07/07/2023 Coins, Medals & Banknotes
Henry VIII during the 1500s was the first to use the harp as a symbol for Ireland, for coins minted in this country. Hibernia, the Latin name for Ireland, was also brought into use. The various English monarchs throughout the 17th and 18th centuries continued this tradition.
During the late 1700s there was a continuing shortage of small change not only in Britain and Ireland but also in the American colonies. As well as the official regal coinage, privately minted trade tokens also circulated. Indeed, many of the Irish “Hibernia” coins and trade tokens issued for Ireland ended up in the American colonies. These are very popular with American coin collectors and there are several lots in the O’Reilly’s 12th July auction bearing the effigy of George III and the Hibernia harp, dated before and after the 1776 Revolution. These are mainly halfpennies and these examples are in superb condition.

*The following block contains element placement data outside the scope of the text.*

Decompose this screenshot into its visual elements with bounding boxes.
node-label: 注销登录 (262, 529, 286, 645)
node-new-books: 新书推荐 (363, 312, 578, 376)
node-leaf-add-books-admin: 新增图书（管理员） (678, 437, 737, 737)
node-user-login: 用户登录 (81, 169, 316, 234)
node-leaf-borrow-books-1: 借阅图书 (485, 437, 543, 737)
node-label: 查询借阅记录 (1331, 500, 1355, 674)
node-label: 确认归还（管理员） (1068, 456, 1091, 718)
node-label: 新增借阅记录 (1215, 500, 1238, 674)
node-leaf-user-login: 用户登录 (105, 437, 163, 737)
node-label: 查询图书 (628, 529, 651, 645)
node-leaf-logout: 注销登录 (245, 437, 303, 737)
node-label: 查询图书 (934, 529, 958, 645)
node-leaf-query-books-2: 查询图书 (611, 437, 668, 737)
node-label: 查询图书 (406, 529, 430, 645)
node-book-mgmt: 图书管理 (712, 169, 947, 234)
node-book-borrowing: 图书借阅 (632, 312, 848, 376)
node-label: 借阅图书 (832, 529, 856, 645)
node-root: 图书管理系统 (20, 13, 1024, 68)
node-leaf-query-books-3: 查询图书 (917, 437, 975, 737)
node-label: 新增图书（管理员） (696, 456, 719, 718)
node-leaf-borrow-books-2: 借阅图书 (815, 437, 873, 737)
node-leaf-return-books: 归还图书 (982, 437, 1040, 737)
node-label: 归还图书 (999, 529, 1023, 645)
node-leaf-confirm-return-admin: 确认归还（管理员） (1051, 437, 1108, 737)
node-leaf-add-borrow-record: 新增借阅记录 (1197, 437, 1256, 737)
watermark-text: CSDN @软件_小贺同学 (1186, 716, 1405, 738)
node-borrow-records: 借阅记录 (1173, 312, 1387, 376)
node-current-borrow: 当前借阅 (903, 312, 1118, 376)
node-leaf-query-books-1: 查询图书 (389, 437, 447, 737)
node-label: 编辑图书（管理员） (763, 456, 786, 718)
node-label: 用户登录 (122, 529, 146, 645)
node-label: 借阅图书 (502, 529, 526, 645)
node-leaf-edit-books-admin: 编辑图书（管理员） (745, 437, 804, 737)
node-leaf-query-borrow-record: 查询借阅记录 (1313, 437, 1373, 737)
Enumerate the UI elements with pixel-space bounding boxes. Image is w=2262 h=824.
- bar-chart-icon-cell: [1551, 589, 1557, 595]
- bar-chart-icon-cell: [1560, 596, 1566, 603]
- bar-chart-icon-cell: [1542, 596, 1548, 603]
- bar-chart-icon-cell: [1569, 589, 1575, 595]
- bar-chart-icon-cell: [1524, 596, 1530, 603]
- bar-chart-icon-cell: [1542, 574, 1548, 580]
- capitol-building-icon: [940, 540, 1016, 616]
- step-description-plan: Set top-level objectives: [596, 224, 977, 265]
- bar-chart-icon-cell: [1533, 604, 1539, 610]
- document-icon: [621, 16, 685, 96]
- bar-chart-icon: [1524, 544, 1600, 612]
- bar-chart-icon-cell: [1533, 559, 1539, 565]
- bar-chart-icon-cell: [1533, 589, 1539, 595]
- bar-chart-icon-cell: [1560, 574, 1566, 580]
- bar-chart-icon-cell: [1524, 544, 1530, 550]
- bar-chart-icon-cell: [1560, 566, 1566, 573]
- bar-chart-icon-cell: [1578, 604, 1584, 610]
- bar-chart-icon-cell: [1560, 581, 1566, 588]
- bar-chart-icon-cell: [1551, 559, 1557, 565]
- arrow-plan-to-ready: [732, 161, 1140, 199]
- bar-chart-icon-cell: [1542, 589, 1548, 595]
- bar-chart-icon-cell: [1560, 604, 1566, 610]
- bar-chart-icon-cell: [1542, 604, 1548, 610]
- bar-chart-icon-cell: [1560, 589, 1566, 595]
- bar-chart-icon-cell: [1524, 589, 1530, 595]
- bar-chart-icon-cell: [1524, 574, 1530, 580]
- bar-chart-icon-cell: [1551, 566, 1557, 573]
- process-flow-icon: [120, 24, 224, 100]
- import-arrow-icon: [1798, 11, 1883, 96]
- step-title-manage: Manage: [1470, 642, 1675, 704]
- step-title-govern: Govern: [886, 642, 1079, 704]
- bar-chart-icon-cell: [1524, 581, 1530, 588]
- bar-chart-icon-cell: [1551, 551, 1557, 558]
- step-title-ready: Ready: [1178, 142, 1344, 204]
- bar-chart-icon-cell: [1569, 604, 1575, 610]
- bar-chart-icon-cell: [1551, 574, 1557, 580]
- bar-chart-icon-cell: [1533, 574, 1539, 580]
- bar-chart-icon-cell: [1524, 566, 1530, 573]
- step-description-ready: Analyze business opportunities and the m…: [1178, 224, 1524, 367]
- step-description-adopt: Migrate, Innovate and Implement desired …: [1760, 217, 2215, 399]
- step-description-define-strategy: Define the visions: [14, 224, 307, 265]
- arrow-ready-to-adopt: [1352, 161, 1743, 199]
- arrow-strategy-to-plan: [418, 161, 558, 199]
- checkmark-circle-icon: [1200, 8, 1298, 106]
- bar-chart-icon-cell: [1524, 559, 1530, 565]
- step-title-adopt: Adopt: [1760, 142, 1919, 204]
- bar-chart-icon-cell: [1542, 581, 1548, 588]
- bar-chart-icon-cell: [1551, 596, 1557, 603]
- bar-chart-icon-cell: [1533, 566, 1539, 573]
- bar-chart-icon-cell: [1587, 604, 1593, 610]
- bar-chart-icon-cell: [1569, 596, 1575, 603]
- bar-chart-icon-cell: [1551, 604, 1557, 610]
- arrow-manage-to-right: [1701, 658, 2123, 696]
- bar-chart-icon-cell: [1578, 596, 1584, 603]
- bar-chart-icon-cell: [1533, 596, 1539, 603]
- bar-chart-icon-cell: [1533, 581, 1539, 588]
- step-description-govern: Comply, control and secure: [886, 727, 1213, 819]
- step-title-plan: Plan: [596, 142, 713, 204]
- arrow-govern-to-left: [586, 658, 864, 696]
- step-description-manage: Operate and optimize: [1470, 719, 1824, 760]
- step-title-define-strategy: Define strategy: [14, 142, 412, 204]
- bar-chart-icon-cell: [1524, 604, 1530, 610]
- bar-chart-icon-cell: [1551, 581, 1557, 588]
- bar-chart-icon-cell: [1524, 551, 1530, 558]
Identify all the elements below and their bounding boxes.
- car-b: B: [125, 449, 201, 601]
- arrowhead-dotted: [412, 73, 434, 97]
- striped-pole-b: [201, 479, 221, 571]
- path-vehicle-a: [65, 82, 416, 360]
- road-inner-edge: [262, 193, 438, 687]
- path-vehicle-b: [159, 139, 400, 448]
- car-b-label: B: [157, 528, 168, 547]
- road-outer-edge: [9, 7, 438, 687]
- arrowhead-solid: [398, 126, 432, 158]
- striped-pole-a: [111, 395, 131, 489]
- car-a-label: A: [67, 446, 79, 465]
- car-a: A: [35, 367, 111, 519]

The coin shortage continued into the early 1800s and this was exasperated by the mental condition of King George III, who was unable to give the official approval to issue new coins. The Bank of Ireland was called in to issue official silver “tokens”, so called to get around the lack of royal approval for “coins”. From 1804 to 1813 a range of six shillings, 30 pence, 10 pence and 5 pence coins were issued for the first and only time by a commercial bank in Ireland. There are a number of these lots in this July auction, presenting an opportunity for collectors to obtain an important part of Irish commercial and numismatic history.